裁判官の同期生

2010年3月31日

昨日は日弁連での会議のため上京していた。岡山空港で管さんにであった。さすがに厳しい警戒であったが、搭乗前の食事中に少しだけ話をさせてもらった。個人的にもお世話になっていたことがあり,お礼の一言でもと思ったからであった。前日,放映されていた「サンデープロジェクト」の話の流れから,日弁連新会長の宇都宮さんの話題に移って,司法改革のことに話題が移って行った。宇都宮さんには非常に親しみのある感覚をもっていただいているようであった。しかし,今の司法の抱える課題は多種多様に多くの問題を抱えていて,この新執行部と今の政権とが問題意識を共通しあえることになるかどうか,そこは未だ未知数であると言わなければならない。菅さんとのわずかの会話のなかでもそのことを意識せざるをえなかった。この日の日弁連の会議はまさに代わろうとしている日弁連執行部のなかで,この司法改革がどの方向を向いて進んでいくのかそのことを危惧しながら,そして新しい運動の方向性を模索していくような会議となった。
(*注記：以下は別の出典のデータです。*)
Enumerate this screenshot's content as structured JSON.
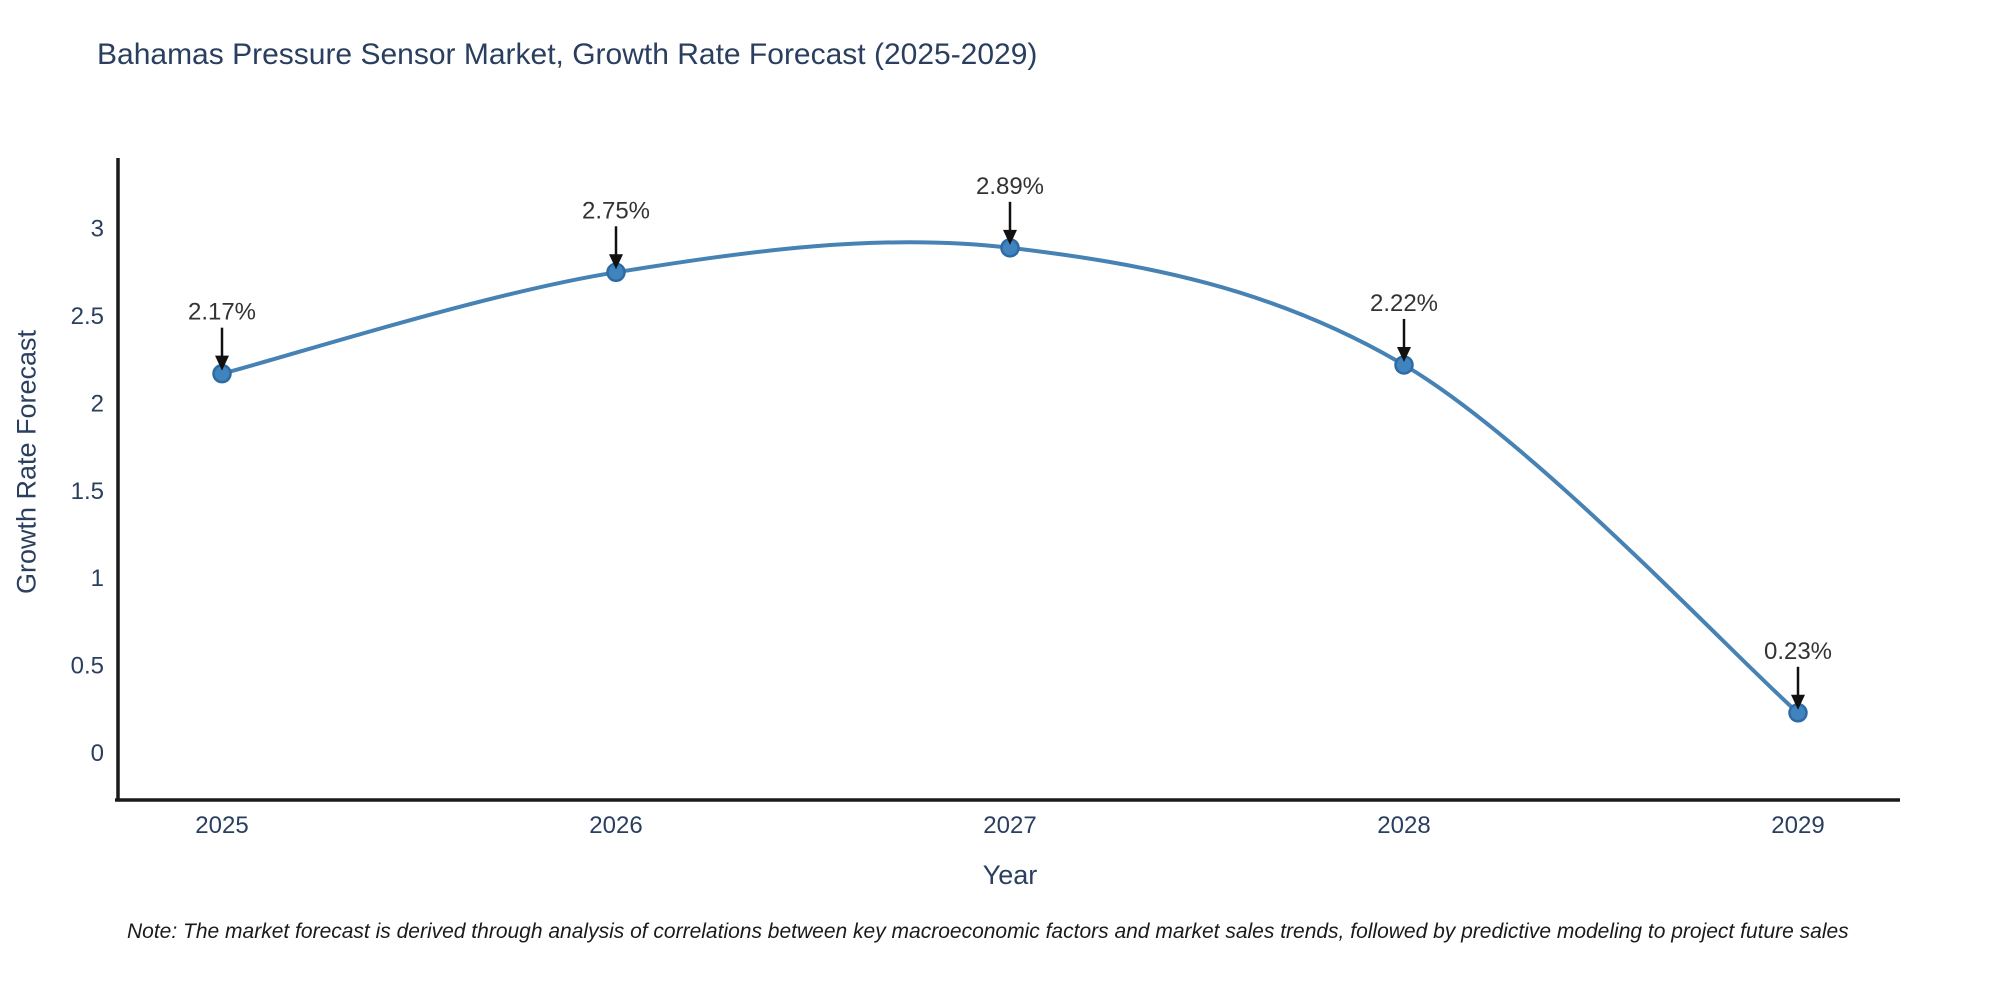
{
  "chart_data": {
    "type": "line",
    "title": "Bahamas Pressure Sensor Market, Growth Rate Forecast (2025-2029)",
    "xlabel": "Year",
    "ylabel": "Growth Rate Forecast",
    "categories": [
      "2025",
      "2026",
      "2027",
      "2028",
      "2029"
    ],
    "values": [
      2.17,
      2.75,
      2.89,
      2.22,
      0.23
    ],
    "point_labels": [
      "2.17%",
      "2.75%",
      "2.89%",
      "2.22%",
      "0.23%"
    ],
    "y_ticks": [
      "0",
      "0.5",
      "1",
      "1.5",
      "2",
      "2.5",
      "3"
    ],
    "y_tick_values": [
      0,
      0.5,
      1,
      1.5,
      2,
      2.5,
      3
    ],
    "ylim": [
      -0.27,
      3.4
    ],
    "legend": "none",
    "grid": false,
    "line_shape": "spline",
    "colors": {
      "line": "#4682b4",
      "marker_fill": "#3f83bf",
      "marker_edge": "#2f6ba3",
      "axis": "#1a1a1a",
      "arrow": "#111111",
      "text": "#2a3f5f"
    }
  },
  "note": "Note: The market forecast is derived through analysis of correlations between key macroeconomic factors and market sales trends, followed by predictive modeling to project future sales"
}
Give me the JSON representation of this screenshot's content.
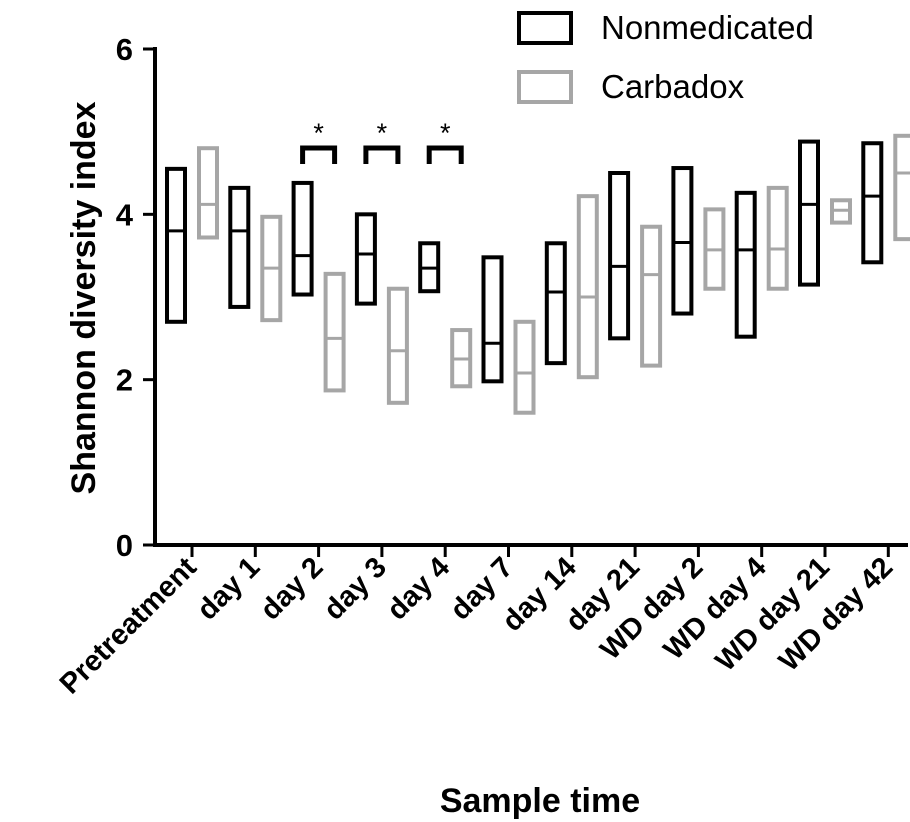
{
  "chart_data": {
    "type": "box",
    "title": "",
    "xlabel": "Sample time",
    "ylabel": "Shannon diversity index",
    "ylim": [
      0,
      6
    ],
    "yticks": [
      0,
      2,
      4,
      6
    ],
    "categories": [
      "Pretreatment",
      "day 1",
      "day 2",
      "day 3",
      "day 4",
      "day 7",
      "day 14",
      "day 21",
      "WD day 2",
      "WD day 4",
      "WD day 21",
      "WD day 42"
    ],
    "series": [
      {
        "name": "Nonmedicated",
        "color": "#000000",
        "boxes": [
          {
            "min": 2.7,
            "median": 3.8,
            "max": 4.55
          },
          {
            "min": 2.88,
            "median": 3.8,
            "max": 4.32
          },
          {
            "min": 3.03,
            "median": 3.5,
            "max": 4.38
          },
          {
            "min": 2.92,
            "median": 3.52,
            "max": 4.0
          },
          {
            "min": 3.07,
            "median": 3.35,
            "max": 3.65
          },
          {
            "min": 1.98,
            "median": 2.44,
            "max": 3.48
          },
          {
            "min": 2.2,
            "median": 3.06,
            "max": 3.65
          },
          {
            "min": 2.5,
            "median": 3.37,
            "max": 4.5
          },
          {
            "min": 2.8,
            "median": 3.66,
            "max": 4.56
          },
          {
            "min": 2.52,
            "median": 3.57,
            "max": 4.26
          },
          {
            "min": 3.15,
            "median": 4.12,
            "max": 4.88
          },
          {
            "min": 3.42,
            "median": 4.22,
            "max": 4.86
          }
        ]
      },
      {
        "name": "Carbadox",
        "color": "#a6a6a6",
        "boxes": [
          {
            "min": 3.72,
            "median": 4.12,
            "max": 4.8
          },
          {
            "min": 2.72,
            "median": 3.35,
            "max": 3.97
          },
          {
            "min": 1.87,
            "median": 2.5,
            "max": 3.28
          },
          {
            "min": 1.72,
            "median": 2.35,
            "max": 3.1
          },
          {
            "min": 1.92,
            "median": 2.25,
            "max": 2.6
          },
          {
            "min": 1.6,
            "median": 2.08,
            "max": 2.7
          },
          {
            "min": 2.03,
            "median": 3.0,
            "max": 4.22
          },
          {
            "min": 2.17,
            "median": 3.27,
            "max": 3.85
          },
          {
            "min": 3.1,
            "median": 3.57,
            "max": 4.06
          },
          {
            "min": 3.1,
            "median": 3.58,
            "max": 4.32
          },
          {
            "min": 3.9,
            "median": 4.05,
            "max": 4.17
          },
          {
            "min": 3.7,
            "median": 4.5,
            "max": 4.95
          }
        ]
      }
    ],
    "significance": [
      {
        "category": "day 2",
        "label": "*"
      },
      {
        "category": "day 3",
        "label": "*"
      },
      {
        "category": "day 4",
        "label": "*"
      }
    ],
    "legend": {
      "position": "top-right",
      "entries": [
        "Nonmedicated",
        "Carbadox"
      ]
    },
    "grid": false
  }
}
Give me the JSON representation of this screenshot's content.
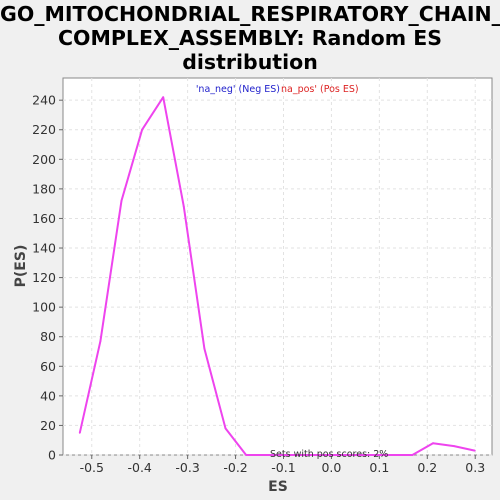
{
  "chart_data": {
    "type": "line",
    "title_lines": [
      "GO_MITOCHONDRIAL_RESPIRATORY_CHAIN_",
      "COMPLEX_ASSEMBLY: Random ES",
      "distribution"
    ],
    "xlabel": "ES",
    "ylabel": "P(ES)",
    "xlim": [
      -0.56,
      0.335
    ],
    "ylim": [
      0,
      255
    ],
    "xticks": [
      -0.5,
      -0.4,
      -0.3,
      -0.2,
      -0.1,
      0.0,
      0.1,
      0.2,
      0.3
    ],
    "xtick_labels": [
      "-0.5",
      "-0.4",
      "-0.3",
      "-0.2",
      "-0.1",
      "0.0",
      "0.1",
      "0.2",
      "0.3"
    ],
    "yticks": [
      0,
      20,
      40,
      60,
      80,
      100,
      120,
      140,
      160,
      180,
      200,
      220,
      240
    ],
    "grid": true,
    "legend": [
      {
        "label": "'na_neg' (Neg ES)",
        "color": "#2222cc"
      },
      {
        "label": "na_pos' (Pos ES)",
        "color": "#dd2222"
      }
    ],
    "annotation": "Sets with pos scores: 2%",
    "series_color": "#ee44ee",
    "series": [
      {
        "x": [
          -0.525,
          -0.482,
          -0.438,
          -0.395,
          -0.351,
          -0.308,
          -0.265,
          -0.221,
          -0.178,
          -0.134,
          -0.091,
          -0.048,
          -0.004,
          0.039,
          0.082,
          0.126,
          0.169,
          0.212,
          0.256,
          0.299
        ],
        "y": [
          15,
          77,
          172,
          220,
          242,
          168,
          72,
          18,
          0,
          0,
          0,
          0,
          0,
          0,
          0,
          0,
          0,
          8,
          6,
          3
        ]
      }
    ]
  }
}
そして,ここのところ,同期の裁判官の動向を知るいくつかのニュース,情報にであった。昨日の赤旗配布の東京高裁無罪判決を書いたのは同期同クラスの裁判官であった。長い間,最高裁の事務総局にいて,裁判員裁判制度の創設に意欲をもって取り組んできていたいわばエリート裁判官といっていいだろう。修習時代からなんとなくなんでも如才なくこなしてきていた男である。その彼が,今回のような判決を書くのだから,流れは大きく変わっていると考えるべきだろうと思う。結論は,ごく当たり前のことを当たり前のように判断しただけであるとは思うが。2つめは,やはり同クラスであった裁判官の退官の辞令記事である。高裁の部総括を担当していたのだから,ほぼ頂点まで達したといっていいのだろう。でもこの人の感覚と私の感覚とはかなり違うとは前から感じていた。もう一人は,福岡での研究会の際に紹介されていた2件の判例を書いたこれも高裁の部総括裁判官の情報である。この紹介された判決はいずれも消費者の本質をしっかりと捉えた判断がなされていた。かつて,岡山地裁にも勤務していたことのある裁判官であるが,そのときの印象では決して考えられない判断であった。いくつかの事件が彼のスタンスに影響を与えたのだろうかと思った。我々世代は法曹として働く最後の時代を迎えている。その最後がどのような仕事をしてきたかによって人は評価する。その意味では,一日,一日を大切に,慎重に自分の表現となる事件処理をしていかなければならないことを感じさせられた。